Based on the results of the analysis, we can conclude that the most informative indicators for determining dysfunctional pain are the average power indicator over the entire spectral band and in three bands separately <20Hz, 100-150Hz, 150-300Hz. According to these indicators, this group differs both from healthy people without pain and from patients with other causes of pain. For dysfunctional pain spectral power indicators are greater than for other groups. By median, mean and peak frequencies, dysfunctional pain differs from pain in the presence of degenerative diseases of the spine, including scoliosis. These frequency indicators are less in the case of dysfunctional pain. These types of pain are also different by bandwidth, it is narrower for dysfunctional pain, due to the less lower frequency in dysfunctional pain in contrast to pain in diseases of the spine.

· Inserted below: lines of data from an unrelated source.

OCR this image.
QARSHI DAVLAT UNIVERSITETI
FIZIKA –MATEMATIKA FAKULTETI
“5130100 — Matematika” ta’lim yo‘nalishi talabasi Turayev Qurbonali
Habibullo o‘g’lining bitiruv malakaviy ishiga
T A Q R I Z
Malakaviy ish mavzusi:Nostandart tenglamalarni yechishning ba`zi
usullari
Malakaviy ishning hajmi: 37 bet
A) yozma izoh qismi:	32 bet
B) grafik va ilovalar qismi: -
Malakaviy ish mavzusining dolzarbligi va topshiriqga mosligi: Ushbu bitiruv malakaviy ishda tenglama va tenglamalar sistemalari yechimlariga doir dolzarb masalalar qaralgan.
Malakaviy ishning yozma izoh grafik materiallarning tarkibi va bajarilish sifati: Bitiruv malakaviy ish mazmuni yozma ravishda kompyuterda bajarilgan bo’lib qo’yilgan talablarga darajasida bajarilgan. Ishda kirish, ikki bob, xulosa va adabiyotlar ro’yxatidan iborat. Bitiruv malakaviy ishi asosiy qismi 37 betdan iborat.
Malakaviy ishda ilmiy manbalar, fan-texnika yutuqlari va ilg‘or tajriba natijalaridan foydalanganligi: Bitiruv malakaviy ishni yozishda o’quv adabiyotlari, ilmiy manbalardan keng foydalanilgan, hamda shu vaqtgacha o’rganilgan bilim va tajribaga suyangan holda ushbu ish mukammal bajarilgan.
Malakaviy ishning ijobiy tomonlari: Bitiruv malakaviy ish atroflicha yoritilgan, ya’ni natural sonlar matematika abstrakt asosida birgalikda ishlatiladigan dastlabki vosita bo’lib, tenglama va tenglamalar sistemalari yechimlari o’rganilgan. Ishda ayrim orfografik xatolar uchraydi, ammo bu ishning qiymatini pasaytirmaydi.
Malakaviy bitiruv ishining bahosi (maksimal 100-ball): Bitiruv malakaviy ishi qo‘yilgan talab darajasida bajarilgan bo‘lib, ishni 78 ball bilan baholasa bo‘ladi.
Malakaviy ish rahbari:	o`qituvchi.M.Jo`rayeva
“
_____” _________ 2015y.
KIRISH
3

Functional pain (not vertebrological) can be differed from vertebrological (including scoliosis) by median and mean frequencies (they are higher in vertebrological pain); and by bandwidth (it's wid er in vertebrological pain due to higher frequency of bandwidth). Median and mean frequencies and average band power >300Hz get less after surgery in functional pain.

Quantitative spectral characteristics of EMG signals from patients with low back pain can serve both as quantitative characteristics for diagnosing a patient's condition and as a quantitative expression for assessing the quality of performed therapeutic, surgical, or rehabilitation procedures; to assess the dynamics of the state of the patient's neuromuscular system.